Le requérant sollicite la communication des éléments permettant d’obtenir l’identification des titulaires des comptes associés au portefeuille d’actifs numériques à l’origine de l’escroquerie dont il a été victime.
A l’audience du 9 décembre 2025, le requérant sollicite le bénéfice de son acte introductif d’instance.
La société [12] conclut à sa mise hors de cause au titre des adresses de wallet visées dans l’assignation à l’exception de l’adresse: 18bYvustaVxkxA5wbh9D9adM4vGDCsB3Hd et sollicite qu’il soit dit n’y avoir lieu à référé sur la demande de suspension. En tout état de cause et sur le fondement de l’article 145 du code de procédure civile, elle sollicite le rejet des prétentions du requérant.
La société [6] sollicite quant à elle sa mise hors de cause et à titre subsidiaire, le rejet des prétentions du requérant.

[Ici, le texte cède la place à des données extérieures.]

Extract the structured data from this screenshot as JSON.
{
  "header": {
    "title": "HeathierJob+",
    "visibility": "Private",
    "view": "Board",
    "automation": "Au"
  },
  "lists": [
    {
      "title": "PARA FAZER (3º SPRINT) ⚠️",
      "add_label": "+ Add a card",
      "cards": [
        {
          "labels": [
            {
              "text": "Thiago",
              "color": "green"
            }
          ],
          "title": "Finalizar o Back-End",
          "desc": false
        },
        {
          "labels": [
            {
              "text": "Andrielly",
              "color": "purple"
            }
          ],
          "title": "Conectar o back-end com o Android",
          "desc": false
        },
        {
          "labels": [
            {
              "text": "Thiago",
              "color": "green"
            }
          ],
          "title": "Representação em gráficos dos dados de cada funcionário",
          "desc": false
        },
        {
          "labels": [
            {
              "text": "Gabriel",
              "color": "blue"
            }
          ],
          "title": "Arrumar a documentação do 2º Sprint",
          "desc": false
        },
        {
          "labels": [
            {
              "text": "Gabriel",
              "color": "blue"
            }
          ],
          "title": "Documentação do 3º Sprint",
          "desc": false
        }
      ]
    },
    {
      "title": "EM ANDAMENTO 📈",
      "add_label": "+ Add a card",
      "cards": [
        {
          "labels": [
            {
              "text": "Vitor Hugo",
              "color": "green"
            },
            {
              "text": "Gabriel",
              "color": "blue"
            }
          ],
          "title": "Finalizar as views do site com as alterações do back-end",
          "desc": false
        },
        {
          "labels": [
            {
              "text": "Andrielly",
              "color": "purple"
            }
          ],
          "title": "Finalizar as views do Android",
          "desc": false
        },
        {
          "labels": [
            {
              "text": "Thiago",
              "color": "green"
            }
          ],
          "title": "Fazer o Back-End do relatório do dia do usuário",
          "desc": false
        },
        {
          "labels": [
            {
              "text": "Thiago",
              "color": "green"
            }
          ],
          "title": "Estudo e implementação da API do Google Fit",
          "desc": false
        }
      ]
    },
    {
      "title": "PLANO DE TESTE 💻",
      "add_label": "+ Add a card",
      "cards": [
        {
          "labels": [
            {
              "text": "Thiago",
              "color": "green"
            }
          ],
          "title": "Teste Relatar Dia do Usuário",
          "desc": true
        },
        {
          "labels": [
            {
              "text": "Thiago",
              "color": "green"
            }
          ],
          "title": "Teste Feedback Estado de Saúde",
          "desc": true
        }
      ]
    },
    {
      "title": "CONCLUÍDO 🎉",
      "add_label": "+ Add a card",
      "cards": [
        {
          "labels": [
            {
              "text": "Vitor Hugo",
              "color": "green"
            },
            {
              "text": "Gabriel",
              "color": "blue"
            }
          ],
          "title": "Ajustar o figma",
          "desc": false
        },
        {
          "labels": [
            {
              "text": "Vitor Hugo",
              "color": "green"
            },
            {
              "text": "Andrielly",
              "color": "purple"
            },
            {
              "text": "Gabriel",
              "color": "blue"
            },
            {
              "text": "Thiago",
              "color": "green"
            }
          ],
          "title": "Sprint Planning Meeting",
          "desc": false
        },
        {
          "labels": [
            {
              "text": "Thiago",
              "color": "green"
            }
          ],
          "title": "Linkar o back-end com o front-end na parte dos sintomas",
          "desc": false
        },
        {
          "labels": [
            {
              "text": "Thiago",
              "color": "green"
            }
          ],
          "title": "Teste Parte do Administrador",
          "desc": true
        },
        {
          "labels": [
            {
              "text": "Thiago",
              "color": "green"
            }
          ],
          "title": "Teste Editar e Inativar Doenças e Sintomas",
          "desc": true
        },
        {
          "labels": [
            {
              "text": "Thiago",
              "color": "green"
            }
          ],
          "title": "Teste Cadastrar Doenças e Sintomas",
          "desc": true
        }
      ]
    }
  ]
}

En vertu des articles 455 et 446-1 du code de procédure civile, il convient de se référer aux écritures des parties ainsi qu’aux notes d’audience pour un plus ample exposé du litige, des prétentions et des moyens.
MOTIFS
Sur la demande de communication de pièces
En vertu de l’article 145 du code de procédure civile, s’il existe un motif légitime de conserver ou d’établir avant tout procès la preuve de faits dont pourrait dépendre la solution d’un litige, les mesures d’instruction légalement admissibles peuvent être ordonnées à la demande de tout intéressé, sur requête ou en référé.

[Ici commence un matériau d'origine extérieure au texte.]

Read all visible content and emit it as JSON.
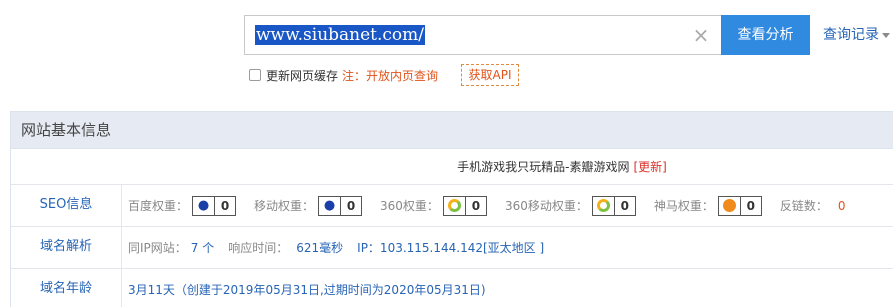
{
  "search": {
    "value": "www.siubanet.com/",
    "clear_icon": "close-icon"
  },
  "buttons": {
    "analyze": "查看分析",
    "history": "查询记录",
    "api": "获取API"
  },
  "cache": {
    "label": "更新网页缓存",
    "note": "注：开放内页查询"
  },
  "panel": {
    "header": "网站基本信息",
    "site_title": "手机游戏我只玩精品-素瓣游戏网",
    "update_label": "[更新]"
  },
  "seo": {
    "label": "SEO信息",
    "ranks": [
      {
        "label": "百度权重：",
        "icon": "baidu-paw-icon",
        "value": "0"
      },
      {
        "label": "移动权重：",
        "icon": "baidu-paw-icon",
        "value": "0"
      },
      {
        "label": "360权重：",
        "icon": "360-ring-icon",
        "value": "0"
      },
      {
        "label": "360移动权重：",
        "icon": "360-ring-icon",
        "value": "0"
      },
      {
        "label": "神马权重：",
        "icon": "shenma-icon",
        "value": "0"
      }
    ],
    "ext_links_label": "反链数：",
    "ext_links_value": "0"
  },
  "domain": {
    "label": "域名解析",
    "same_ip_label": "同IP网站：",
    "same_ip_value": "7 个",
    "response_label": "响应时间：",
    "response_value": "621毫秒",
    "ip_text": "IP：103.115.144.142[亚太地区 ]"
  },
  "age": {
    "label": "域名年龄",
    "text": "3月11天（创建于2019年05月31日,过期时间为2020年05月31日)"
  },
  "colors": {
    "accent": "#2f8ae0",
    "link": "#2764b6",
    "warning": "#e0541c",
    "header_bg": "#e6ebf3"
  }
}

Si cette disposition ne vise expressément que les mesures d’instruction légalement admissibles, son champ d’application a été étendu à toutes les mesures tendant à conserver ou établir la preuve des faits ; sont ainsi concernées non seulement les mesures d’instructions proprement dites mais aussi les mesures de production de pièces et communication de données.
Le recours aux dispositions de l’article 145 du code de procédure civile suppose la démonstration d’un intérêt légitime à établir ou à préserver une preuve en vue d’un litige potentiel. Elle suppose ainsi la démonstration, par le demandeur, d’un fait crédible et plausible, ne relevant pas de la simple hypothèse, qui présente un lien utile avec un litige potentiel futur dont l’objet et le fondement juridique sont suffisamment déterminés et dont la solution peut dépendre de la mesure d’instruction sollicitée.

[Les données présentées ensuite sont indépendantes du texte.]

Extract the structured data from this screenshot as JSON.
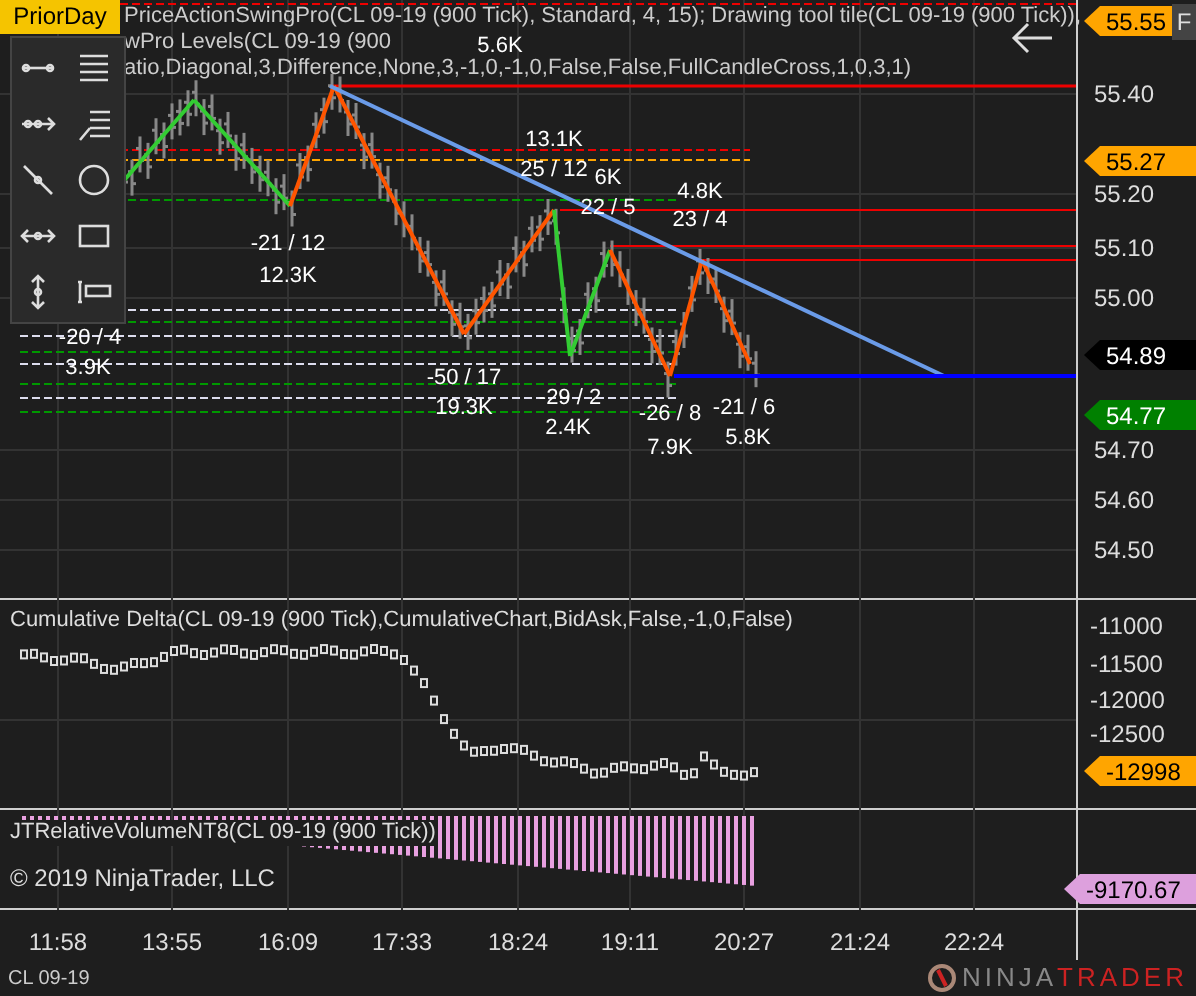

Il y a, enfin, lieu de rappeler qu’une mesure ne peut être ordonnée que si elle est légalement admissible et qu’elle ne cause pas une atteinte disproportionnée au droit au respect de la vie privée et au droit à la protection de ses données personnelles, garantis par l’article 8 de la Convention européenne des droits de l’Homme et des libertés fondamentales.
L’article 313-1 du code pénal dispose que :
« L’escroquerie est le fait, soit par l’usage d’un faux nom ou d’une fausse qualité, soit par l’abus d’une qualité vraie, soit par l’emploi de manœuvres frauduleuses, de tromper une personne physique ou morale et de la déterminer ainsi, à son préjudice ou au préjudice d’un tiers, à remettre des fonds, des valeurs ou un bien quelconque, à fournir un service ou à consentir un acte opérant obligation ou décharge.
L’escroquerie est punie de cinq ans d’emprisonnement et de 375000 euros d’amende. »
En l’espèce, le requérant ne verse aux débats qu’une plainte pénale, dont il n’est pas justifié qu’elle aurait été adressée au procureur de la République, ainsi que des échanges avec la société [6] et diverses jurisprudences.
Aucun élément de nature à établir les faits qu’il allègue n’est communiqué. Plus précisément, il ne démontre ni les virements auxquels il a procédé en provenance de son compte de dépôt ouvert au sein du [7], ni ne verse aux débats le Rib transmis par le prétendu gestionnaire de portefeuilles de la société [8].
Il n’est pas non plus communiqué le rapport d’analyse figurant dans le corps de ses écritures sous la forme d’un tableau, qui permettrait d’établir le traçage des flux dont il se prévaut. En tout état de cause, le tableau inséré dans les écritures provient d’une source, le site Arkham, dont la fiabilité n’est pas démontrée. S’il est allégué qu’il retrace les flux éventuels des transactions, ce tableau est inexploitable car illisible. Enfin, les modalités et provenance des informations renseignées sur ce site par M [N], dont la teneur n’est pas justifiée, ne sont pas non plus précisées.
Aussi n’existe-t-il aucun élément rendant plausible la survenance de faits d’escroquerie au préjudice du requérant. A défaut de faire la preuve d’un motif légitime, la demande de communication de pièces sera rejetée.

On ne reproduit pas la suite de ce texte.